Hi guys,
Of course, your solution is perfectly acceptable:
if a "weird and accented but perfectly legal OS wise" file is messing up S3D internal settings, don't use such file !!!
But in fact, I was not really asking for that kind of solution.
I was just reporting a bug to the S3D dev team.
Either, S3D does not accept all well formed file names, and MUST then prevent users from loading them.
Or, S3D does not put restriction on file names, and MUST then make sure that its internal xml configuration file is encoded/decoded correctly.
Moreover, the problem does not only arise with "weird and accented" file names. It also arise if you use "weird and accented" characters anywhere in S3D. (In a gcode startup script for example).
We're living in 2017 and restricting people on using only US-ASCII characters is something of the past !!!
Having put such a great piece of software, I have no doubt that the S3D dev team will be able to find a UTF8 compatible xml encoding/decoding library that will fix this bug.
Here is how you can reproduce the bug:
Start S3D
Open a STL file with "weird or accented" characters
Close S3D
Open S3D again: -> you get a warning about a malformed xml content
After you clicked "OK", everything looks fine, but it is not the case.
Going back to a normal behaviour is not easy.
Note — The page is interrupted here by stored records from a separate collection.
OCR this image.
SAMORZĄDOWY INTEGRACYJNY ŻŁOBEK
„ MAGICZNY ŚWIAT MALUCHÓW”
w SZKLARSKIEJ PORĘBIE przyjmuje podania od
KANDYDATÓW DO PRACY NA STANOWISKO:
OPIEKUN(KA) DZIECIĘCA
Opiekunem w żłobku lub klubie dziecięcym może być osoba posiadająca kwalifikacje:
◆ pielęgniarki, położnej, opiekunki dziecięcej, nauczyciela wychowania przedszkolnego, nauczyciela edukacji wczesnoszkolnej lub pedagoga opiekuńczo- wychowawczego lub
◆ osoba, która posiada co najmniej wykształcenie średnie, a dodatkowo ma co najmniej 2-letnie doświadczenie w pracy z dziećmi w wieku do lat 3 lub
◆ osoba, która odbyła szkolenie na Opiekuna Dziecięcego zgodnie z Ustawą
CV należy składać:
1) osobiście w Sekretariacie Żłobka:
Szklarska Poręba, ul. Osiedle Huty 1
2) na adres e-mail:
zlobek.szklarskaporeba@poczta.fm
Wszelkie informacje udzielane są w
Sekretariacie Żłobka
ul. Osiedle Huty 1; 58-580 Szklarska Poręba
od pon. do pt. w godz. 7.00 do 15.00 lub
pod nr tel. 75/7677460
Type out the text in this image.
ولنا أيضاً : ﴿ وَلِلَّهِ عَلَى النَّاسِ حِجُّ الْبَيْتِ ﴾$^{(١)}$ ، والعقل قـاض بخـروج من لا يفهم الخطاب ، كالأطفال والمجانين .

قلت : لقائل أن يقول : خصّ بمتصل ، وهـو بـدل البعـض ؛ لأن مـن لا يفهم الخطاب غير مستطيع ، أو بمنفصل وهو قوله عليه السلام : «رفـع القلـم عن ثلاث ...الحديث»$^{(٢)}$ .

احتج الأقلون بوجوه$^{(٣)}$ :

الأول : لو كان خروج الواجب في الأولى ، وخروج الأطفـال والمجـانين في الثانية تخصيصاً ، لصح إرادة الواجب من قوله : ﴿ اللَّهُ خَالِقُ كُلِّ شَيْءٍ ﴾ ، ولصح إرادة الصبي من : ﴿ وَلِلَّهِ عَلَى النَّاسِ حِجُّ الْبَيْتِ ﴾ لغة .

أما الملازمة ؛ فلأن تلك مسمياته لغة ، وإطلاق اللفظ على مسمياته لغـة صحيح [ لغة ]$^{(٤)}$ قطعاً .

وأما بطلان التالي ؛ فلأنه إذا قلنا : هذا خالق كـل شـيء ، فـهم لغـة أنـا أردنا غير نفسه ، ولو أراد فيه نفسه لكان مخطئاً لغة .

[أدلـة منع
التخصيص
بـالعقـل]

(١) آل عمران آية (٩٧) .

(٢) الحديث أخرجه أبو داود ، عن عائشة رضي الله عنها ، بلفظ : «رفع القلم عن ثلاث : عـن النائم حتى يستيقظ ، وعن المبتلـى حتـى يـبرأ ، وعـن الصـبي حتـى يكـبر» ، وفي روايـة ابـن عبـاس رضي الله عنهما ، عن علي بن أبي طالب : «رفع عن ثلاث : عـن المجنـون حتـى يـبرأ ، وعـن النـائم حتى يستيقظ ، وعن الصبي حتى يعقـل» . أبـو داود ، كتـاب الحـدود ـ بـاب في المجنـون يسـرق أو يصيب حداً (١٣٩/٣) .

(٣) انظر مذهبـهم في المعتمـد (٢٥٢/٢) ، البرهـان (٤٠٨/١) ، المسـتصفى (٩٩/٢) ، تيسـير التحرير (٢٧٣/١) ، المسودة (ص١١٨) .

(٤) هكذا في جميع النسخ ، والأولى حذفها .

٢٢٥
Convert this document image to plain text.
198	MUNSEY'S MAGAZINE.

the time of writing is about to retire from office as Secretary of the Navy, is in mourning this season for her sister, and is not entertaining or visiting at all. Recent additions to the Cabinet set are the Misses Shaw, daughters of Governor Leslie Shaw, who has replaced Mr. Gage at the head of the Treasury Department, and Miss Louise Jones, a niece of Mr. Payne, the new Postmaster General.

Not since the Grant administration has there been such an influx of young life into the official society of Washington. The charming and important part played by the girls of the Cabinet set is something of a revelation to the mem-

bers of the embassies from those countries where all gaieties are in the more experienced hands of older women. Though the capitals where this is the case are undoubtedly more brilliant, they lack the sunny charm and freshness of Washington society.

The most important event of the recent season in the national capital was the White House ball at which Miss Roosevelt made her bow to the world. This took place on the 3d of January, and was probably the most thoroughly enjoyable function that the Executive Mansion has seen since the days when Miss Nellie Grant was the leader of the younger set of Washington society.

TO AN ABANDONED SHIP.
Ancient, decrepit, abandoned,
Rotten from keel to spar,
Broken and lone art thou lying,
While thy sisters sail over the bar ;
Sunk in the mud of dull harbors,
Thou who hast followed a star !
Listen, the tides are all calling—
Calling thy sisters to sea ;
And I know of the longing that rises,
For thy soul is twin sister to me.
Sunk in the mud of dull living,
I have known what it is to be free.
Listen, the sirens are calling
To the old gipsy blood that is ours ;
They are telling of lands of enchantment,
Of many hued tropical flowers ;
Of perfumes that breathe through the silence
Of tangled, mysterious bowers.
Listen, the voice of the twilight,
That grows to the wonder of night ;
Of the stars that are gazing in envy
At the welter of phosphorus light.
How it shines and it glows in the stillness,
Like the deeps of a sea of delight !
It is not just a matter of removing the STL file from S3D.
You also have to manually revert all you profile to default.
Another way to reproduce the problem is:
Start S3D
Add a process
Edit the process
Go to the "Scripts" tab
Add a comment with a "weird or accented character" to one script
Close S3D
Reopen S3D: -> Tadam !!! Here come the malformed xml warning
I know: what was I thinking

when writing a comment with a "weird or accented" character !!!